Penalties for drink driving may involve gaining demerit points, paying fines, disqualification or imprisonment. The latter penalty is usually imposed in cases of serious violations such as those that result to death or grievous bodily harm.
In determining the penalty the courts will also consider whether the violation committed is a first offence, second or subsequent offence.
The drink-driving offences is now governed and punished under the newly enacted ROAD TRANSPORT ACT 2013. The law provides penalties for the different categories of drink-driving prescribed concentration of alcohol (PCA) violations.
The law considers the fact that there are first time violators as well as habitual violators and thus provided the appropriate penalties thereof. Drink-driving violations include: novice range PCA, special rang PCA, low-range PCA, middle range PCA, and high range PCA. Each violation, depending to its extent, has the appropriate penalty provided by the law.
According to the NSW Bureau of Crime Statistics and Research, in its Bureau Brief dated January 2012, a fine is the most serious penalty, imposed on 59.8 per cent of convicted drink-drivers. The average fine varies according to the PCA range of the offence: $470 (low range PCA range), $704 (middle range PCA offence), $1,056 (high range PCA offence) and $361 (special range PCA offence).
The second most common penalty is a bond without conviction or no conviction recorded, imposed on about 22 per cent of convicted drink-drivers.
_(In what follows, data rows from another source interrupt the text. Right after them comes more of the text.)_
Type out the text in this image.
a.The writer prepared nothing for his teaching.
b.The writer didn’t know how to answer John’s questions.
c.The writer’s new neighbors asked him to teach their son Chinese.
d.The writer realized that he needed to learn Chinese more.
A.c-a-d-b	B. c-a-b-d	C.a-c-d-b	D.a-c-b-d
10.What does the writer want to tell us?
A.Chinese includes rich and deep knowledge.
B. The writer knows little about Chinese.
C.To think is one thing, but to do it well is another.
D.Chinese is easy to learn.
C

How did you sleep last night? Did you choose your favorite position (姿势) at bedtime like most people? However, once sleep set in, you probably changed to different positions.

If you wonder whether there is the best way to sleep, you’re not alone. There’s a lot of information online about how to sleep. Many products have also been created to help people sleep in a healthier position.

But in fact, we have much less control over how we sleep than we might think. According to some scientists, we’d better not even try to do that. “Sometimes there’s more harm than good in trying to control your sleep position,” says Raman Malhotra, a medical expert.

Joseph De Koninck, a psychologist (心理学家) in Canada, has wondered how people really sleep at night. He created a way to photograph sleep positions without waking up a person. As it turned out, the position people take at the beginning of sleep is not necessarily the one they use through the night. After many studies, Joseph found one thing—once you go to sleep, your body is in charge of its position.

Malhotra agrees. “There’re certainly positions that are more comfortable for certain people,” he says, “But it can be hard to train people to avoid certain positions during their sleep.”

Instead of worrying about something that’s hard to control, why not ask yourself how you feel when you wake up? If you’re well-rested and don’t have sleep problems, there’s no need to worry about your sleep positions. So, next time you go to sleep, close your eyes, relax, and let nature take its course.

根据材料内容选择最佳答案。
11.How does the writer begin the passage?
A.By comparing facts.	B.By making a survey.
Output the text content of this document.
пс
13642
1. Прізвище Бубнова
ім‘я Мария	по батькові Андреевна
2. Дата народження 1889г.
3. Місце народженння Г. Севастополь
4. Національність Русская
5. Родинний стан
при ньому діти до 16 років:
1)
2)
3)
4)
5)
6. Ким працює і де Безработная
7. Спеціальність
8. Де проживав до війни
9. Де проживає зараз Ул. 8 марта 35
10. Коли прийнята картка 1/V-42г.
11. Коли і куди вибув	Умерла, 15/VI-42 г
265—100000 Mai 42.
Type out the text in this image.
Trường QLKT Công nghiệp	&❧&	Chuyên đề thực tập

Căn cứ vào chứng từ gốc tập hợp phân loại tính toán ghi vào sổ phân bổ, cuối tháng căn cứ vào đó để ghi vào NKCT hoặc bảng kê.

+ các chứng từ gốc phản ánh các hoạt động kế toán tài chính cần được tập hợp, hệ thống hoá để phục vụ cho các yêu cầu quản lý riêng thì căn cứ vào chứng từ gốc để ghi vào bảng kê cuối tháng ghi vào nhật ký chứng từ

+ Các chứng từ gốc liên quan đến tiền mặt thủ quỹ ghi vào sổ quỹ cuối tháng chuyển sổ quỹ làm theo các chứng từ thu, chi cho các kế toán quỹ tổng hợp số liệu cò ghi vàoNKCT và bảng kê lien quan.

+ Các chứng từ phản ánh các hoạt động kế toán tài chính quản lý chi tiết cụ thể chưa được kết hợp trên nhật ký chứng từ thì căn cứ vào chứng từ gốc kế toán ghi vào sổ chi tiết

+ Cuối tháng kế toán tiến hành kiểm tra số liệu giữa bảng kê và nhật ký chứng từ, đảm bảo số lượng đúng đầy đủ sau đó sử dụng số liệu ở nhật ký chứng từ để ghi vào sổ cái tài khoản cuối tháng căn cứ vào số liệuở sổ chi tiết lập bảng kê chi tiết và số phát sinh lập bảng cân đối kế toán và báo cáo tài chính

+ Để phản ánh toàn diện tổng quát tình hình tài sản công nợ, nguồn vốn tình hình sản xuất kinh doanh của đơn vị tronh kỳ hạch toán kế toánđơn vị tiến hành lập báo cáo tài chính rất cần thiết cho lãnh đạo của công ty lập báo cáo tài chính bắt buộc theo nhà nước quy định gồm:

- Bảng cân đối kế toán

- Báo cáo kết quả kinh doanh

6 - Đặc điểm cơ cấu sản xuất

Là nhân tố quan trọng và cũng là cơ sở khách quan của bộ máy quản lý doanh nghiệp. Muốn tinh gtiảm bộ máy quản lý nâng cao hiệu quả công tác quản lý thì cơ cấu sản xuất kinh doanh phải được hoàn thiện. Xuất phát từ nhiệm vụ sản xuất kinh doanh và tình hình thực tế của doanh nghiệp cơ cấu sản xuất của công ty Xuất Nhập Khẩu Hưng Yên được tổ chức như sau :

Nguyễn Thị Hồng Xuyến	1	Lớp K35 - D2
Bonds without conviction or no conviction recorded, however, remain extremely rare for offenders convicted of high range PCA offences.
Under the Road Transport Act 2013, the principal penalties that can be imposed on prescribed concentration of alcohol (PCA) offenders are the following:
For novice range PCA, the maximum penalty is 10 penalty units (in the case of a first offence) or 20 penalty units (in the case of a second or subsequent offence).
For special range PCA, the maximum penalty is10 penalty units (in the case of a first offence) or 20 penalty units (in the case of a second or subsequent offence).
For low range PCA, maximum penalty is 10 penalty units (in the case of a first offence) or 20 penalty the units (in the case of a second or subsequent offence).
For middle range PCA, the maximum penalty is 20 penalty units or imprisonment for 9 months or both (in the case of a first offence) or 30 penalty units or imprisonment for 12 months or both (in the case of a second or subsequent offence).
For high range PCA, the maximum penalty is 30 penalty units or imprisonment for 18 months or both (in the case of a first offence) or 50 penalty units or imprisonment for 2 years or both (in the case of a second or subsequent offence).
For major driving offences the disqualification to drive is automatic. Courts may shorten or extend the disqualification after hearing the case. A police officer is authorized under the law to suspend immediately the license of the drink-drive offender if the offence resulted to the death or serious bodily harm to the victim.
The police officer will issue the immediate licence suspension notice that takes effect on the date specified on the notice and that the offender has the right to appeal the suspension.
The reason why the penalties for drink driving offences are so stiff is because under NSW law they are classified as "Major Offences". It means that the penalties imposed are high. An offender can also expect to be disqualified from driving and in the worst case a prison term may be imposed.
If you have been arrested for a traffic offence, you may be asked to take a breath test especially if the police officer thinks that you may have been drinking.
After an arrest for a traffic violation, a breath analysis is usually required and you are not allowed to refuse. The police have the authority to enforce this under the Road Transport 2013. The refusal to submit to breath analysis or failure to submit to the test according to the instruction of the police officer will give the police officer the authority to arrest and detain the offender. The only defence a person has is on medical grounds but proof has to be provided to support such a claim.